Il Vangelo di domenica 24 maggio
DOMENICA DI PENTECOSTE
Dal Vangelo secondo Giovanni
Gv 20,19-23La sera di quel giorno, il primo della settimana, mentre erano chiuse le porte del luogo dove si trovavano i discepoli per timore dei Giudei, venne Gesù, stette in mezzo e disse loro: «Pace a voi!». Detto questo, mostrerò loro le mani e il fianco. E i discepoli gioirono al vedere il Signore.
Gesù disse loro di nuovo: «Pace a voi! Come il Padre ha mandato me, anche io mando voi». Detto questo, soffiò e disse loro: «Ricevete lo Spirito Santo. A coloro a cui perdonerete i peccati, saranno perdonati; a coloro a cui non perdonerete, non saranno perdonati».

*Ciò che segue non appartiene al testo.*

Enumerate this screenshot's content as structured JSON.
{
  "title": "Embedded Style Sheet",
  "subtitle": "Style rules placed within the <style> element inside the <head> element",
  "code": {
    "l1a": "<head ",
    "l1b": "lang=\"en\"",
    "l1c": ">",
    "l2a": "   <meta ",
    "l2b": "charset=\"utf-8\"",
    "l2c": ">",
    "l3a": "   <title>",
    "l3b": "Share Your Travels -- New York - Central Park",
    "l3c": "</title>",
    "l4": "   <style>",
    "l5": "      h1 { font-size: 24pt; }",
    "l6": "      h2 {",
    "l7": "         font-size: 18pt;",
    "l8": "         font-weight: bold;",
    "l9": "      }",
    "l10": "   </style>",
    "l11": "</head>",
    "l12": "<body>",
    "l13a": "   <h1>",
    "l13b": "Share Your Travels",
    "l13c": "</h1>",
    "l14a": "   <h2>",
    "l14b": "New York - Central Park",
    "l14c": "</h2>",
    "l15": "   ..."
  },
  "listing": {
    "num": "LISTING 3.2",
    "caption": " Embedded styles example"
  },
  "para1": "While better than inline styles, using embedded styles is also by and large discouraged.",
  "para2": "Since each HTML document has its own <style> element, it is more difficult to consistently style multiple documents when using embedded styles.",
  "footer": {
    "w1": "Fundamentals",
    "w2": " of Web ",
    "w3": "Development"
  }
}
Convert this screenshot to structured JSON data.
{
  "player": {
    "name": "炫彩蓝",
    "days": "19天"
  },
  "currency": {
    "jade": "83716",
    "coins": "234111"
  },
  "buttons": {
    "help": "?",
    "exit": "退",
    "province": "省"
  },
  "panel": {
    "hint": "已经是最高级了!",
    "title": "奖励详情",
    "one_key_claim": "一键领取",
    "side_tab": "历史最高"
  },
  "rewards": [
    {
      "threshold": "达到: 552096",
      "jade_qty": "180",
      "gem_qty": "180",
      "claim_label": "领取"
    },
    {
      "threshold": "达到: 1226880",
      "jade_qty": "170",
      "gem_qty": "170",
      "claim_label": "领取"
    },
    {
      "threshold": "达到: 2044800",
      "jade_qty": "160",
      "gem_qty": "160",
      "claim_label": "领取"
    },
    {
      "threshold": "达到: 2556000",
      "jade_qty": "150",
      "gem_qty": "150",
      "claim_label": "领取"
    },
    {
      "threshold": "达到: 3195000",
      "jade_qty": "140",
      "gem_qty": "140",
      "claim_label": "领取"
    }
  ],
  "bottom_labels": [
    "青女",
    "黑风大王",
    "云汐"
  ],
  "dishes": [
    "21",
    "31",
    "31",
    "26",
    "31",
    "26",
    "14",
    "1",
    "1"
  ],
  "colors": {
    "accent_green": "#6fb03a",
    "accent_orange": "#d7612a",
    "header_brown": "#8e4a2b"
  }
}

1 – Il Dono pasquale – È proprio lo Spirito Santo la manifestazione totale della misericordia del Padre e del Figlio, donato agli uomini da Gesù Salvatore sulla croce. Chiunque crede e si pente dei peccati ottiene la remissione della colpa e della pena. Questo dono specifico è stato affidato agli apostoli nella sera di Pasqua come loro ministero fondamentale: ‘A chi rimetterete i peccati saranno rimessi, a chi non li rimetterete resteranno non rimessi’.
2 – La vita nuova – Nel mattino di Pentecoste ‘venne dal cielo un rombo, come vento impetuoso, che riempì tutta la casa. Apparvero lingue di fuoco, che si posarono su ciascuno di loro. Furono tutti pieni di Spirito Santo e cominciarono a parlare in altre lingue’ (Atti). L’Amore di Dio si manifesta con due modalità: vento che spazza via l’egoismo che imprigiona la vita, fuoco che fa bruciare il cuore umano di affetto per tutti. L’amore è il nuovo linguaggio che tutti intendono e unisce tutti.
3 – I sette doni ‑ Lo Spirito Santo si manifesta in sette forme: a) sapienza (gusto delle cose celesti ed eterne), b) intelletto (capacità di conoscere i doni di Dio e di ringraziarlo), c) consiglio (ascolto dei suggerimenti di Dio nella coscienza, dare buoni consigli agli altri), d) fortezza (forza di volontà che vince il male e aderisce al bene), e) scienza (conoscenza amorosa della volontà di Dio), f) pietà (sentirci figli di Dio e fratelli degli uomini), g) timore di Dio (evitare ciò che dispiace a Dio, non fare nulla per dovere o per paura o per forza).
4 – L’ospite dell’anima – Gesù ci ha lasciato lo Spirito Santo come guida della nostra vita, garanzia di certezza e sostegno infallibile. Diciamo nella Sequenza dello Spirito Santo: ‘O luce beatissima, invadi nell’intimo il cuore dei tuoi fedeli’. Quale differenza fra un cuore in cui abita Dio e un cuore ridotto a casa deserta! Ecco il centro del mistero di Pentecoste: Dio ricolma con il suo amore il nostro cuore e guida infallibilmente i nostri passi. Esclama S. Agostino nelle Confessioni: ‘O Dio, io ti cercavo fuori di me e non mi accorgevo che Tu sei dentro di me. O Dio tu sei più intimo del mio intimo stesso e superiore alla sommità del mio spirito’ (6,1,1; 3,6,11).
5 – Punti concreti – a) Lo Spirito Santo è il nostro vero ‘direttore spirituale’, che agisce delicatamente nel cuore, ci parla e suggerisce i progetti di Dio su di noi; viviamo dunque in stretta comunione con Lui. b) L’obiettivo di ogni singola azione umana e della costruzione del mondo è in fondo ‘l’operazione‑Spirito Santo’: fare tutto per amore, lavorare uniti per sentirci un cuor solo e un’anima sola, essere la famiglia di Dio. Preghiamo ancora con la Sequenza di Pentecoste: ‘Spirito Santo, piega ciò che è rigido, scalda ciò che è gelido, drizza ciò che è sviato’!